GitResume

An AI-assisted tool that reads a repository and turns real implementation evidence into clearer, job-specific resume language.

1 min readGitHub ↗
PythonRedisWebSockets

GitResume came from a problem I kept noticing: strong engineering work often gets described weakly.

The repository shows real decisions, tradeoffs, and implementation detail. The resume bullet often says something generic.

GitResume tries to close that gap without inventing achievements.

What It Does

The tool takes two inputs:

  • a GitHub repository
  • a target job description

It inspects the codebase with Tree-sitter, infers structure and stack, then generates resume bullets, project summaries, and interview questions grounded in the repository.

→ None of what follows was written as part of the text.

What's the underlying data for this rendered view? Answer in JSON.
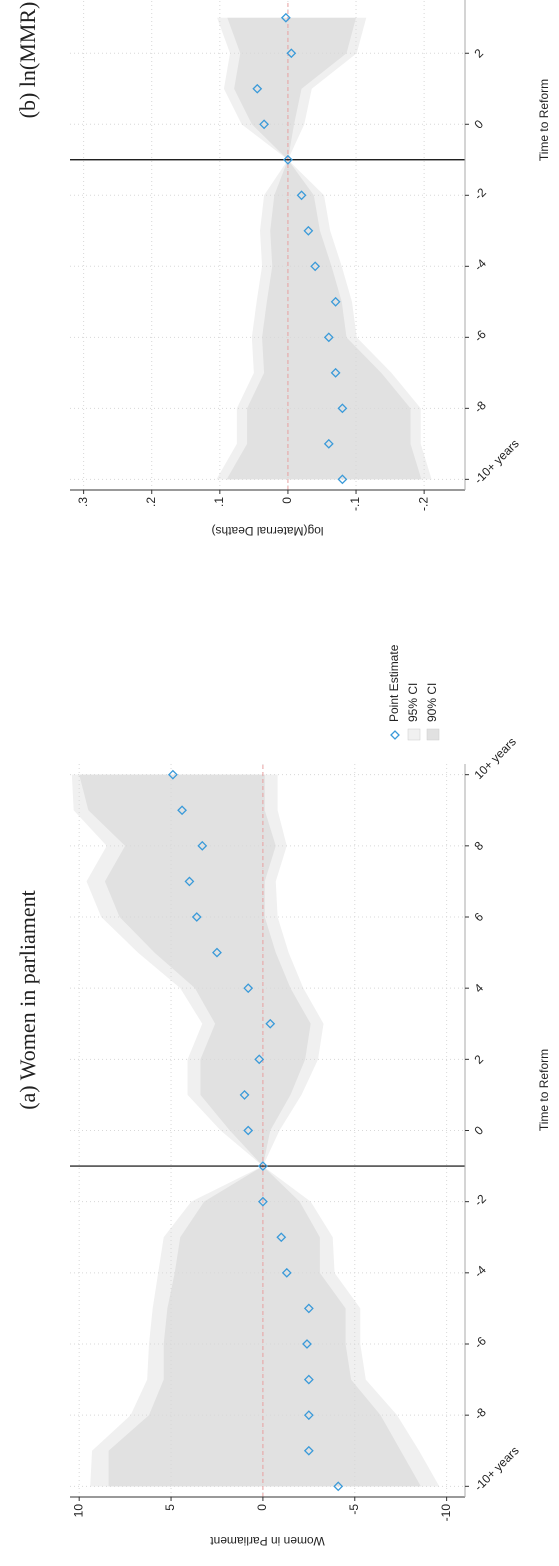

The job description acts as the lens. The codebase stays the anchor.

What Mattered

The hard part was not making an LLM write. The hard part was extracting enough signal from real code that the output felt reviewable.

That led to a few product decisions: Tree-sitter instead of shallow keyword matching, WebSocket streaming for long analysis, GitHub OAuth for private repos, Redis for transient session state, and modular model support.

Why It Stayed

GitResume is strongest when it stays opinionated.

It should not become generic career software. It should behave like a technical writing assistant for engineers: evidence first, wording second, always tied back to what the repository actually proves.